Since Jan. 17, Mora was released with the help of his lawyer Prerna Lal, who works for the East Bay Community Law Center. But to some students, the event exemplifies the reality of being an undocumented student attending a UC campus.

“After seeing how UC Berkeley responded to Luis’s detainment, personally I’m just scared that if that were happened to me UC Santa Barbara wouldn’t do anything,” said Mariel Islas, a fourth year undocumented student who studies history at UCSB. Islas was one of the many student activists who used Twitter to tweet and bring awareness to the situation.

She says that the University of California system at-large should have handled the situation better.

“It responded very poorly. The UC itself should be ashamed for not doing enough,” Islas said.  

Islas said she feels that UC President Janet Napolitano’s lack of a statement on Mora’s behalf was disappointing, especially since all of the UCs are technically under one system. Furthermore, Islas said that undocumented students are used as publicity stunts for the system to present itself as being cultural accepting and diverse.

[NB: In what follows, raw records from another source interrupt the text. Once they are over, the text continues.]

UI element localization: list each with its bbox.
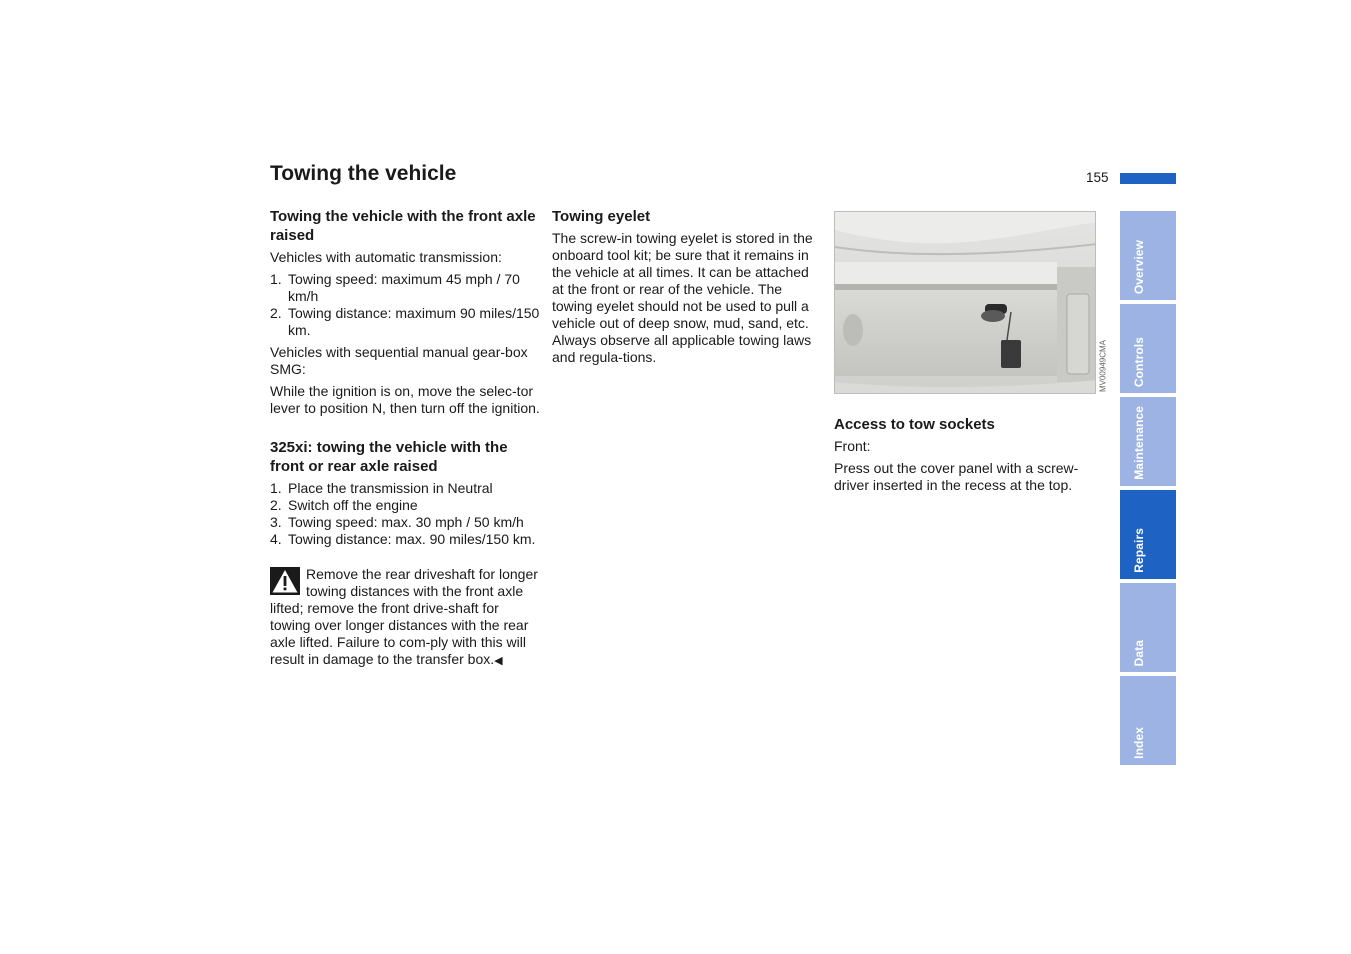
list-text: Place the transmission in Neutral [288,480,493,496]
list-325xi [270,480,542,548]
warning-triangle-icon [270,567,300,595]
end-mark-icon: ◀ [494,655,503,667]
paragraph-towing-eyelet: The screw-in towing eyelet is stored in the onboard tool kit; be sure that it remains in the vehicle at all times. It can be attached at the front or rear of the vehicle. The towing eyelet should not be used to pull a vehicle out of deep snow, mud, sand, etc. Always observe all applicable towing laws and regula-tions. [552,230,813,365]
list-text: Towing speed: maximum 45 mph / 70 km/h [288,271,520,304]
tab-controls[interactable] [1120,304,1176,393]
tab-label: Index [1132,727,1146,759]
list-number: 1. [270,271,282,287]
paragraph-automatic: Vehicles with automatic transmission: [270,249,502,265]
list-number: 3. [270,514,282,530]
list-item [270,531,542,548]
list-text: Switch off the engine [288,497,418,513]
column-middle [552,207,822,371]
tab-maintenance[interactable] [1120,397,1176,486]
list-number: 4. [270,531,282,547]
tab-data[interactable] [1120,583,1176,672]
page-number: 155 [1086,170,1109,185]
column-left [270,207,542,670]
tow-socket-illustration [835,212,1096,394]
list-number: 2. [270,305,282,321]
list-number: 1. [270,480,282,496]
paragraph-cover-panel: Press out the cover panel with a screw-driver inserted in the recess at the top. [834,460,1079,493]
tow-socket-figure [834,211,1096,394]
list-item [270,305,542,339]
list-number: 2. [270,497,282,513]
tab-repairs[interactable] [1120,490,1176,579]
warning-note [270,566,542,670]
column-right [834,415,1109,499]
tab-label: Data [1132,639,1146,666]
figure-code: MV00949CMA [1098,339,1108,393]
list-item [270,480,542,497]
section-heading-towing-eyelet: Towing eyelet [552,208,651,225]
section-heading-front-axle: Towing the vehicle with the front axle raised [270,208,536,244]
list-text: Towing distance: max. 90 miles/150 km. [288,531,536,547]
list-item [270,497,542,514]
warning-text: Remove the rear driveshaft for longer towing distances with the front axle lifted; remove the front drive-shaft for towing over longer distances with the rear axle lifted. Failure to com-ply with this will result in damage to the transfer box. [270,566,538,667]
tab-overview[interactable] [1120,211,1176,300]
header-accent-bar [1120,173,1176,184]
list-item [270,514,542,531]
list-text: Towing speed: max. 30 mph / 50 km/h [288,514,524,530]
page-title: Towing the vehicle [270,162,457,185]
paragraph-ignition: While the ignition is on, move the selec-tor lever to position N, then turn off the ignition. [270,383,540,416]
tab-label: Controls [1132,336,1146,387]
tab-index[interactable] [1120,676,1176,765]
paragraph-front: Front: [834,438,871,454]
list-item [270,271,542,305]
section-heading-tow-sockets: Access to tow sockets [834,416,995,433]
list-automatic [270,271,542,339]
section-heading-325xi: 325xi: towing the vehicle with the front or rear axle raised [270,439,508,475]
paragraph-smg: Vehicles with sequential manual gear-box SMG: [270,344,528,377]
tab-label: Repairs [1132,528,1146,573]
tab-label: Overview [1132,239,1146,294]
section-tabs [1120,211,1176,769]
list-text: Towing distance: maximum 90 miles/150 km. [288,305,540,338]
tab-label: Maintenance [1132,406,1146,480]
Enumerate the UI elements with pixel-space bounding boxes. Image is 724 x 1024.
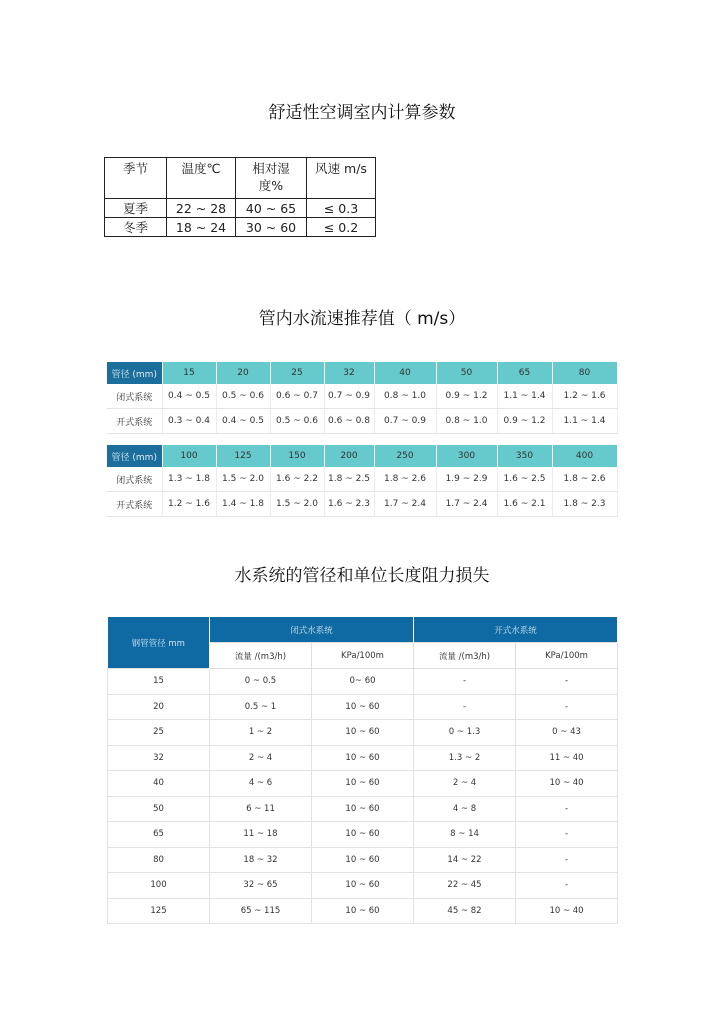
table-cell: 32 (108, 745, 210, 771)
table-cell: 11 ~ 18 (210, 822, 312, 848)
table-cell: 0.4 ~ 0.5 (162, 384, 216, 409)
table-cell: 50 (108, 796, 210, 822)
table-cell: - (414, 694, 516, 720)
table-cell: 80 (108, 847, 210, 873)
header-cell: 流量 /(m3/h) (210, 643, 312, 669)
table-cell: 15 (108, 669, 210, 695)
table-cell: 0.9 ~ 1.2 (497, 409, 552, 434)
table-cell: 1.3 ~ 1.8 (162, 467, 216, 492)
table-cell: 10 ~ 60 (312, 873, 414, 899)
table-cell: 0 ~ 1.3 (414, 720, 516, 746)
table-row (108, 669, 618, 695)
table-cell: 1.9 ~ 2.9 (436, 467, 497, 492)
header-cell: 开式水系统 (414, 617, 618, 643)
table-cell: 0.3 ~ 0.4 (162, 409, 216, 434)
table-cell: 0.4 ~ 0.5 (216, 409, 270, 434)
table-cell: 1.8 ~ 2.5 (324, 467, 374, 492)
header-text: 季节 (122, 161, 148, 176)
table-row (108, 873, 618, 899)
table-cell: 0 ~ 43 (516, 720, 618, 746)
table-cell: 40 (108, 771, 210, 797)
header-cell: 80 (552, 362, 617, 384)
table-cell: 45 ~ 82 (414, 898, 516, 924)
table-cell: 0.7 ~ 0.9 (374, 409, 436, 434)
table-cell: 18 ~ 24 (167, 218, 236, 237)
table-cell: 32 ~ 65 (210, 873, 312, 899)
table-cell: 1.8 ~ 2.3 (552, 492, 617, 517)
table-cell: 20 (108, 694, 210, 720)
header-cell: 250 (374, 445, 436, 467)
header-text: 风速 m/s (315, 161, 367, 176)
table-cell: 开式系统 (107, 492, 162, 517)
table-row (108, 847, 618, 873)
table-cell: 22 ~ 45 (414, 873, 516, 899)
table-cell: 1 ~ 2 (210, 720, 312, 746)
header-cell: 钢管管径 mm (108, 617, 210, 669)
table-header-row (107, 362, 617, 384)
table-header-row (107, 445, 617, 467)
table-cell: 40 ~ 65 (236, 199, 307, 218)
section2-title: 管内水流速推荐值（ m/s） (258, 309, 466, 329)
table-cell: 1.7 ~ 2.4 (374, 492, 436, 517)
table-cell: - (414, 669, 516, 695)
table-cell: - (516, 669, 618, 695)
table-cell: 10 ~ 60 (312, 822, 414, 848)
table-cell: 125 (108, 898, 210, 924)
table-cell: - (516, 822, 618, 848)
table-cell: - (516, 796, 618, 822)
table-cell: 30 ~ 60 (236, 218, 307, 237)
table-row (108, 822, 618, 848)
section3-title: 水系统的管径和单位长度阻力损失 (234, 566, 490, 586)
table-cell: 0~ 60 (312, 669, 414, 695)
header-cell: 400 (552, 445, 617, 467)
table-row (108, 771, 618, 797)
pipe-resistance-table (107, 617, 618, 924)
table-cell: 4 ~ 8 (414, 796, 516, 822)
table-row (105, 199, 376, 218)
table-cell: 10 ~ 60 (312, 847, 414, 873)
header-cell: 闭式水系统 (210, 617, 414, 643)
table-cell: - (516, 694, 618, 720)
table-cell: 0.9 ~ 1.2 (436, 384, 497, 409)
table-cell: 闭式系统 (107, 384, 162, 409)
table-cell: 10 ~ 60 (312, 745, 414, 771)
header-cell: 15 (162, 362, 216, 384)
table-row (107, 409, 617, 434)
table-cell: 25 (108, 720, 210, 746)
table-cell: 0.6 ~ 0.7 (270, 384, 324, 409)
table-cell: 1.8 ~ 2.6 (374, 467, 436, 492)
header-cell: 32 (324, 362, 374, 384)
table-cell: 夏季 (105, 199, 167, 218)
table-cell: ≤ 0.3 (307, 199, 376, 218)
table-cell: 1.6 ~ 2.3 (324, 492, 374, 517)
header-cell (307, 158, 376, 199)
flow-velocity-table-1 (107, 362, 618, 434)
table-cell: 0 ~ 0.5 (210, 669, 312, 695)
header-text: 温度℃ (181, 161, 221, 176)
table-cell: 2 ~ 4 (414, 771, 516, 797)
table-cell: 18 ~ 32 (210, 847, 312, 873)
table-cell: 开式系统 (107, 409, 162, 434)
header-cell: 200 (324, 445, 374, 467)
table-cell: 1.1 ~ 1.4 (552, 409, 617, 434)
header-cell: 50 (436, 362, 497, 384)
table-cell: 1.6 ~ 2.5 (497, 467, 552, 492)
header-cell: 300 (436, 445, 497, 467)
table-cell: 6 ~ 11 (210, 796, 312, 822)
table-cell: 0.8 ~ 1.0 (436, 409, 497, 434)
table-row (108, 745, 618, 771)
table-cell: 0.5 ~ 1 (210, 694, 312, 720)
table-cell: ≤ 0.2 (307, 218, 376, 237)
table-cell: 2 ~ 4 (210, 745, 312, 771)
table-cell: 闭式系统 (107, 467, 162, 492)
table-cell: 11 ~ 40 (516, 745, 618, 771)
table-cell: 0.6 ~ 0.8 (324, 409, 374, 434)
table-cell: 1.2 ~ 1.6 (552, 384, 617, 409)
table-cell: 1.6 ~ 2.2 (270, 467, 324, 492)
header-cell: 25 (270, 362, 324, 384)
header-cell: 20 (216, 362, 270, 384)
table-row (108, 694, 618, 720)
table-cell: 22 ~ 28 (167, 199, 236, 218)
table-cell: 65 (108, 822, 210, 848)
table-cell: 100 (108, 873, 210, 899)
header-cell: 65 (497, 362, 552, 384)
header-cell: KPa/100m (312, 643, 414, 669)
table-cell: 1.4 ~ 1.8 (216, 492, 270, 517)
table-cell: 10 ~ 60 (312, 898, 414, 924)
table-cell: 冬季 (105, 218, 167, 237)
header-cell (236, 158, 307, 199)
table-cell: 0.7 ~ 0.9 (324, 384, 374, 409)
table-cell: 1.8 ~ 2.6 (552, 467, 617, 492)
table-row (108, 796, 618, 822)
header-cell: KPa/100m (516, 643, 618, 669)
table-cell: 1.1 ~ 1.4 (497, 384, 552, 409)
header-cell (105, 158, 167, 199)
table-header-row (105, 158, 376, 199)
table-row (108, 720, 618, 746)
table-cell: 14 ~ 22 (414, 847, 516, 873)
header-cell: 125 (216, 445, 270, 467)
table-cell: 1.5 ~ 2.0 (216, 467, 270, 492)
table-cell: 0.8 ~ 1.0 (374, 384, 436, 409)
indoor-parameters-table (104, 157, 376, 237)
flow-velocity-table-2 (107, 445, 618, 517)
table-cell: 10 ~ 60 (312, 694, 414, 720)
table-cell: 10 ~ 60 (312, 720, 414, 746)
header-cell: 40 (374, 362, 436, 384)
table-cell: 8 ~ 14 (414, 822, 516, 848)
table-row (105, 218, 376, 237)
header-text: 相对湿 (252, 161, 290, 176)
table-cell: 10 ~ 60 (312, 796, 414, 822)
header-cell: 350 (497, 445, 552, 467)
table-cell: 4 ~ 6 (210, 771, 312, 797)
header-cell: 流量 /(m3/h) (414, 643, 516, 669)
table-cell: 1.5 ~ 2.0 (270, 492, 324, 517)
table-cell: 10 ~ 40 (516, 771, 618, 797)
header-cell: 150 (270, 445, 324, 467)
table-cell: - (516, 847, 618, 873)
table-cell: - (516, 873, 618, 899)
table-cell: 1.3 ~ 2 (414, 745, 516, 771)
table-cell: 65 ~ 115 (210, 898, 312, 924)
header-cell: 管径 (mm) (107, 362, 162, 384)
header-cell: 100 (162, 445, 216, 467)
section1-title: 舒适性空调室内计算参数 (268, 103, 456, 123)
table-cell: 1.7 ~ 2.4 (436, 492, 497, 517)
header-text: 度% (258, 178, 284, 193)
header-cell: 管径 (mm) (107, 445, 162, 467)
table-cell: 0.5 ~ 0.6 (270, 409, 324, 434)
header-cell (167, 158, 236, 199)
table-header-row (108, 617, 618, 643)
table-cell: 10 ~ 60 (312, 771, 414, 797)
table-row (108, 898, 618, 924)
table-cell: 1.6 ~ 2.1 (497, 492, 552, 517)
table-cell: 1.2 ~ 1.6 (162, 492, 216, 517)
table-row (107, 467, 617, 492)
table-cell: 0.5 ~ 0.6 (216, 384, 270, 409)
table-cell: 10 ~ 40 (516, 898, 618, 924)
table-row (107, 384, 617, 409)
table-row (107, 492, 617, 517)
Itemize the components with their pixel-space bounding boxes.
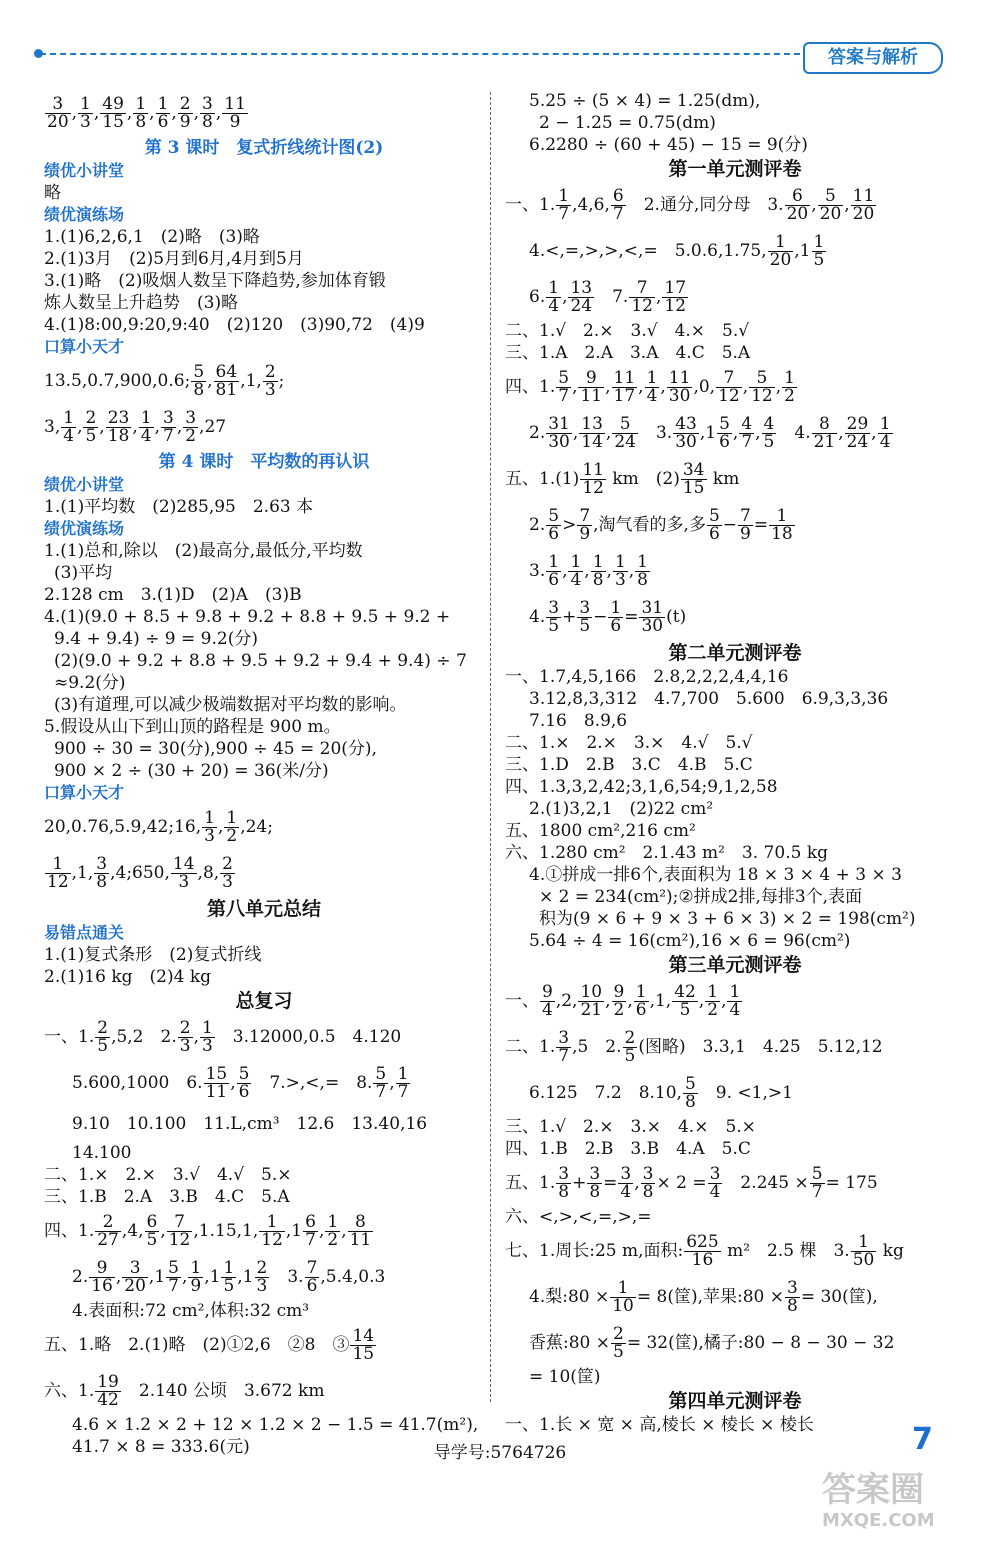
fraction: $\frac{2}{3}$ (222, 854, 233, 892)
answer-line: 二、1.× 2.× 3.× 4.√ 5.√ (505, 733, 753, 753)
fraction: $\frac{3}{4}$ (620, 1164, 632, 1202)
section-xjt: 绩优小讲堂 (44, 475, 125, 494)
answer-line: 5.600,1000 6. $\frac{15}{11}$ , $\frac{5}{6}$ 7.>,<,= 8. $\frac{5}{7}$ , $\frac{1}{7}$ (72, 1064, 409, 1102)
fraction: $\frac{2}{9}$ (179, 94, 191, 132)
fraction: $\frac{8}{21}$ (813, 414, 836, 452)
answer-line: 4.(1)(9.0 + 8.5 + 9.8 + 9.2 + 8.8 + 9.5 + 9.2 + (44, 607, 451, 627)
fraction: $\frac{3}{7}$ (162, 408, 174, 446)
section-ks: 口算小天才 (44, 783, 125, 802)
fraction: $\frac{9}{2}$ (613, 982, 625, 1020)
answer-line: 三、1.A 2.A 3.A 4.C 5.A (505, 343, 751, 363)
answer-line: (2)(9.0 + 9.2 + 8.8 + 9.5 + 9.2 + 9.4 + 9.4) ÷ 7 (54, 651, 467, 671)
fraction: $\frac{1}{2}$ (226, 808, 238, 846)
fraction: $\frac{6}{5}$ (146, 1212, 158, 1250)
fraction: $\frac{7}{12}$ (168, 1212, 191, 1250)
mental-math-line: 3, $\frac{1}{4}$ , $\frac{2}{5}$ , $\frac{23}{18}$ , $\frac{1}{4}$ , $\frac{3}{7}$ , $\frac{3}{2}$ ,27 (44, 408, 227, 446)
header-divider (40, 53, 800, 55)
fraction: $\frac{7}{12}$ (631, 278, 653, 316)
fraction: $\frac{5}{8}$ (193, 362, 205, 400)
fraction: $\frac{17}{12}$ (664, 278, 687, 316)
fraction: $\frac{1}{4}$ (729, 982, 741, 1020)
answer-line: 炼人数呈上升趋势 (3)略 (44, 293, 239, 313)
fraction: $\frac{15}{11}$ (205, 1064, 228, 1102)
answer-line: 三、1.B 2.A 3.B 4.C 5.A (44, 1187, 290, 1207)
answer-line: 2.(1)16 kg (2)4 kg (44, 967, 212, 987)
fraction: $\frac{3}{8}$ (558, 1164, 570, 1202)
answer-line: 略 (44, 183, 61, 203)
column-divider (490, 92, 491, 1402)
fraction: $\frac{23}{18}$ (107, 408, 130, 446)
fraction: $\frac{2}{27}$ (97, 1212, 119, 1250)
fraction: $\frac{5}{6}$ (708, 506, 720, 544)
fraction: $\frac{7}{9}$ (740, 506, 751, 544)
answer-line: 一、1.长 × 宽 × 高,棱长 × 棱长 × 棱长 (505, 1415, 814, 1435)
answer-line: 7.16 8.9,6 (529, 711, 628, 731)
fraction: $\frac{13}{14}$ (581, 414, 603, 452)
fraction: $\frac{3}{8}$ (642, 1164, 654, 1202)
answer-line: 14.100 (72, 1143, 132, 1163)
fraction: $\frac{29}{24}$ (846, 414, 869, 452)
answer-line: 2. $\frac{9}{16}$ , $\frac{3}{20}$ ,1 $\frac{5}{7}$ , $\frac{1}{9}$ ,1 $\frac{1}{5}$ ,1 $\frac{2}{3}$ 3. $\frac{7}{6}$ ,5.4,0.3 (72, 1258, 386, 1296)
fraction: $\frac{3}{20}$ (47, 94, 69, 132)
fraction: $\frac{1}{6}$ (610, 598, 622, 636)
fraction: $\frac{9}{11}$ (580, 368, 603, 406)
section-ylc: 绩优演练场 (44, 519, 125, 538)
fraction: $\frac{2}{5}$ (85, 408, 97, 446)
fraction: $\frac{3}{20}$ (124, 1258, 146, 1296)
fraction: $\frac{1}{12}$ (261, 1212, 283, 1250)
fraction: $\frac{2}{3}$ (179, 1018, 191, 1056)
fraction: $\frac{2}{5}$ (97, 1018, 109, 1056)
fraction: $\frac{1}{4}$ (879, 414, 891, 452)
fraction: $\frac{5}{20}$ (819, 186, 842, 224)
fraction: $\frac{5}{7}$ (375, 1064, 387, 1102)
answer-line: 4.(1)8:00,9:20,9:40 (2)120 (3)90,72 (4)9 (44, 315, 425, 335)
answer-line: 2 − 1.25 = 0.75(dm) (539, 113, 716, 133)
fraction: $\frac{5}{24}$ (614, 414, 636, 452)
fraction: $\frac{1}{4}$ (570, 552, 582, 590)
section-yc: 易错点通关 (44, 923, 125, 942)
answer-line: 4. $\frac{3}{5}$ + $\frac{3}{5}$ − $\frac{1}{6}$ = $\frac{31}{30}$ (t) (529, 598, 687, 636)
answer-line: 4.表面积:72 cm²,体积:32 cm³ (72, 1301, 310, 1321)
fraction: $\frac{1}{8}$ (592, 552, 604, 590)
fraction: $\frac{5}{12}$ (751, 368, 773, 406)
fraction: $\frac{3}{8}$ (787, 1278, 798, 1316)
fraction: $\frac{1}{3}$ (201, 1018, 213, 1056)
fraction: $\frac{3}{7}$ (558, 1028, 570, 1066)
fraction: $\frac{1}{5}$ (813, 232, 825, 270)
answer-line: 9.4 + 9.4) ÷ 9 = 9.2(分) (54, 629, 258, 649)
fraction: $\frac{2}{3}$ (256, 1258, 268, 1296)
lesson-4-title: 第 4 课时 平均数的再认识 (158, 452, 370, 472)
section-ks: 口算小天才 (44, 337, 125, 356)
fraction: $\frac{5}{7}$ (168, 1258, 179, 1296)
fraction: $\frac{34}{15}$ (682, 460, 705, 498)
unit-3-test-title: 第三单元测评卷 (668, 954, 802, 976)
fraction: $\frac{1}{2}$ (327, 1212, 339, 1250)
fraction: $\frac{3}{2}$ (185, 408, 197, 446)
fraction: $\frac{64}{81}$ (215, 362, 238, 400)
answer-line: 4.①拼成一排6个,表面积为 18 × 3 × 4 + 3 × 3 (529, 865, 902, 885)
fraction: $\frac{5}{6}$ (719, 414, 730, 452)
fraction: $\frac{14}{3}$ (172, 854, 195, 892)
fraction: $\frac{1}{3}$ (204, 808, 215, 846)
lesson-3-title: 第 3 课时 复式折线统计图(2) (144, 138, 384, 158)
section-ylc: 绩优演练场 (44, 205, 125, 224)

While Mora was detained, students activists and organizations like Rising Immigrant Scholars through Education (RISE), worked tirelessly to free him. A hashtag called #FreeLuis started on Twitter which eventually caught the eyes of prominent California politicians like Senator Kamala Harris, Representative Dianne Feinstein, and Representative Barbara Lee.

But while an awareness of the problem was growing, UCB took until Jan. 8, more than a week, to release any statement regarding More. Even then, the statement did not mention his name.

“I sent a message of support and solidarity to the Berkeley students who are making extraordinary efforts to secure the release of our student detained near the U.S.-Mexico border,” according to the statement. 

Such a response was disingenuous to RISE. In a statement to the Daily Cal, they responded, “To this day, Chancellor Christ has not sent any message directly to any of the students who have mobilized in support of Luis Mora, nor has she explained anything regarding privacy laws. Her silence has been absolute.”

For students who are dealing with similar issues, Diana Valdivia says that the Undocumented Student Services here at UCSB does provide resources.

Valdivia says that the Undocumented Student Services has a legal services program that is in partnership with the UC Immigrant Legal Service Center, which is based out of the University of California, Davis law school.

“I think in general we are just aware that it could happen for folks, whether they are students or family members,” Valdivia said. “So these conversations continue to happen about what it looks like to support students in that case.”

An earlier version of this article stated Luis Mora was detained by ICE agents on Jan. 30. He was detained on Dec. 30.